I 180 Comuni italiani a un passo dal default

Intanto a Napoli e Roma, grandi bacini elettorali, non vengono richiesti pari sacrifici

I 180 Comuni italiani a un passo dal default

Alzano le tariffe e le tasse al massimo. Cercano a fatica di consolidare i debiti delle partecipate. Mettono in cassa integrazione i dipendenti. E bloccano qualsiasi tipo di investimento. Eppure ancora non basta. La nuova piaga del Paese sono i Comuni a un passo dalla bancarotta: una schiera di circa 180 amministrazioni a rischio default che, come si fa coi libri d'impresa in tribunale, sono stati costretti a portare i bilanci al ministero dell'Interno nella speranza di ricevere un aiutino dallo Stato. Peccato che le regole non siano uguali per tutti. Alla Napoli di Luigi De Magistris e alla Roma di Ignazio Marino, città dai buchi colossai ma anche bacini elettorali imponenti, non vengono chiesti gli stessi sacrifici.

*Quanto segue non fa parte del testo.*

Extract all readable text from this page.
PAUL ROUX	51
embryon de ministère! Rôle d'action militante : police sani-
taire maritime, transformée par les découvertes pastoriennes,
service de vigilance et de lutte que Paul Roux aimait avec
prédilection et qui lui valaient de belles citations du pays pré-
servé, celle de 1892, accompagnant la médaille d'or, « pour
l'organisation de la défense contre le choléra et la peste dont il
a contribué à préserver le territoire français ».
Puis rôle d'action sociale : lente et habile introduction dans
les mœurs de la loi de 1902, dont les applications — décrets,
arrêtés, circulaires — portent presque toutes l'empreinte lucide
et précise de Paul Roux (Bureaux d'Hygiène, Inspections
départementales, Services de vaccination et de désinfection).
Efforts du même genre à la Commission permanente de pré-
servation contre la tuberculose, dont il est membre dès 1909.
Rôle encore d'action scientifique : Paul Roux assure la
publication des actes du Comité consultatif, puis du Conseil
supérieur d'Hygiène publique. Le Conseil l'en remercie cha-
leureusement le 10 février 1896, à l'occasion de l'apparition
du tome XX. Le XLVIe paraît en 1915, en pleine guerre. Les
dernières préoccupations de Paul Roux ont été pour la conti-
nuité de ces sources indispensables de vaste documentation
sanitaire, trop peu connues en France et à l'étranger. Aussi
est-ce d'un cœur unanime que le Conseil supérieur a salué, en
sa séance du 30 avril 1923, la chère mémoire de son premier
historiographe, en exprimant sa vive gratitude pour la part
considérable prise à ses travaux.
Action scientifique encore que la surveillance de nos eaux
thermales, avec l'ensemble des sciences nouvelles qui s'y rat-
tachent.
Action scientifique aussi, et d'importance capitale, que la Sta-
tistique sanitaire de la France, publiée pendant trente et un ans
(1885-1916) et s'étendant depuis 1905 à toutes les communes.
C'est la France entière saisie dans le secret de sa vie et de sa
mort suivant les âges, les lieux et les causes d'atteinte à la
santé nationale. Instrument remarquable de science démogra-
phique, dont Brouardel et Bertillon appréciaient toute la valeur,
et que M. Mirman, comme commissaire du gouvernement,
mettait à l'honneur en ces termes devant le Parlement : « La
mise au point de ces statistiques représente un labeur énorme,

Nel 2009 i Comuni in dissesto erano soltanto due. Negli ultimi cinque anni, però, la situazione è precipitata. Come racconta Federico Fubini su Repubblica, a metà di quest'anno sono già saliti a 63. A Casal di Principe (20mila abitanti), per esempio, debiti per 16 milioni di euro obbligano il neo sindaco Renato Natale a tagliare le spese, alzare le tasse e svendere i beni per liquidare i creditori. Tutto questo senza più essere in grado di garantire la sicurezza, il servizio idrico o gli aiuti alle famiglie in difficoltà. Ad Alessandria (93mila abitanti) tira la stessa aria: ci sono debiti per 200 milioni di euro su un bilancio di 90 milioni. Anche a Caserta (77mila abitanti) il debito è da 200 milioni di euro, ma qui il bilancio è di soli 24 milioni.

Alle 63 città in default se ne aggiungono altre 120 circa in pre dissesto. "Quando è così la ristrutturazione è meno dura - spiega Fubini - spesso limitata a un lungo rinvio delle scadenze di pagamento e alla cancellazione degli interessi di mora". I sacrifici, però, sono pur sempre sacrifici. E in città come Frosinone, Reggio Calabria, Catania e Messina si fanno sentire sempre di più. Le imposte continuano a crescere, i servizi pubblici si fanno sempre più scadenti. È un malessere generalizzato. Laddove non entra in campo la politica. A Roma e a Napoli, per esempio, la posta (elettorale) è troppo alta perché si costringano i sindaci a una ristrutturazione del debito forzosa. Così i sacrifici sono meno duri.

I debiti del Campidoglio, per esempio, sono stati spostati in una sorta di bad company che ha permesso a Roma Capitale di ripartire senza tagliare nemmeno gli sprechi. Ne sanno qualcosa all'Ama o all'Acea dove l'andazzo è tutt'altro che cambiato.